Traduzione in lingua polacca

Odpuść nam nasze winy, obdarz nas Twoim pokojem

I. Wsłuchując się w wołanie zagrożonej ludzkości

1. U progu tego nowego roku danego nam przez Ojca niebieskiego, czasu jubileuszowego poświęconego nadziei, składam najszczersze życzenia pokoju każdej kobiecie i każdemu mężczyźnie, zwłaszcza tym, którzy czują się przytłoczeni swoją sytuacją życiową, napiętnowani swoimi błędami, zmiażdżeni osądem innych, i nie widzą już jakiejkolwiek perspektywy dla swojego życia. Nadzieja i pokój wam wszystkim, ponieważ jest to Rok Łaski, która wypływa z Serca Odkupiciela!

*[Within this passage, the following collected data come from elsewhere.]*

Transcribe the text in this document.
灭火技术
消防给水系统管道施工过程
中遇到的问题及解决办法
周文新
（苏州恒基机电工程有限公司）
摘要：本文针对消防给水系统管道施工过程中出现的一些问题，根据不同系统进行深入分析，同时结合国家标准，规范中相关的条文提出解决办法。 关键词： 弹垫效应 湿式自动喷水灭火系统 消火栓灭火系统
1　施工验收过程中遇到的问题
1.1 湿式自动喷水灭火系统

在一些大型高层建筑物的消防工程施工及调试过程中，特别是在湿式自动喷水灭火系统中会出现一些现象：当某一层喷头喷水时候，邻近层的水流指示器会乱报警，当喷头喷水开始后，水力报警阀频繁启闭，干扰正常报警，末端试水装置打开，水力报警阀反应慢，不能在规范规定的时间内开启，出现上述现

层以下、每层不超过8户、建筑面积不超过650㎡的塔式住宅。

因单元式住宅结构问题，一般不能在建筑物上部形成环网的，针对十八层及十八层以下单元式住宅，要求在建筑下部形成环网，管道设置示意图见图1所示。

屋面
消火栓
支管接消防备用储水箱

2. W 2025 roku Kościół Katolicki obchodzi Jubileusz, wydarzenie, które napełnia serca nadzieją. „Jubileusz” wywodzi się ze starożytnej tradycji żydowskiej, kiedy to dźwięk baraniego rogu (po hebrajsku yobel) co czterdzieści dziewięć lat zwiastował łaskę i wyzwolenie dla całego ludu (por. Kpł 25, 10). To uroczyste wezwanie miało w zamyśle rozbrzmiewać na całym świecie (por. Kpł 25, 9), aby przywrócić Bożą sprawiedliwość w różnych dziedzinach życia: w użytkowaniu ziemi, w posiadaniu dóbr, w relacjach z bliźnimi, zwłaszcza wobec najuboższych i tych, którzy popadli w niełaskę. Dźwięk rogu przypominał całemu ludowi, tym, którzy byli bogaci i tym, którzy byli zubożali, że nikt nie przychodzi na świat, aby być uciskanym: jesteśmy braćmi i siostrami, dziećmi tego samego Ojca, urodzonymi, aby być wolnymi, zgodnie z wolą Pana (por. Kpł 25,17.25.43.46.55).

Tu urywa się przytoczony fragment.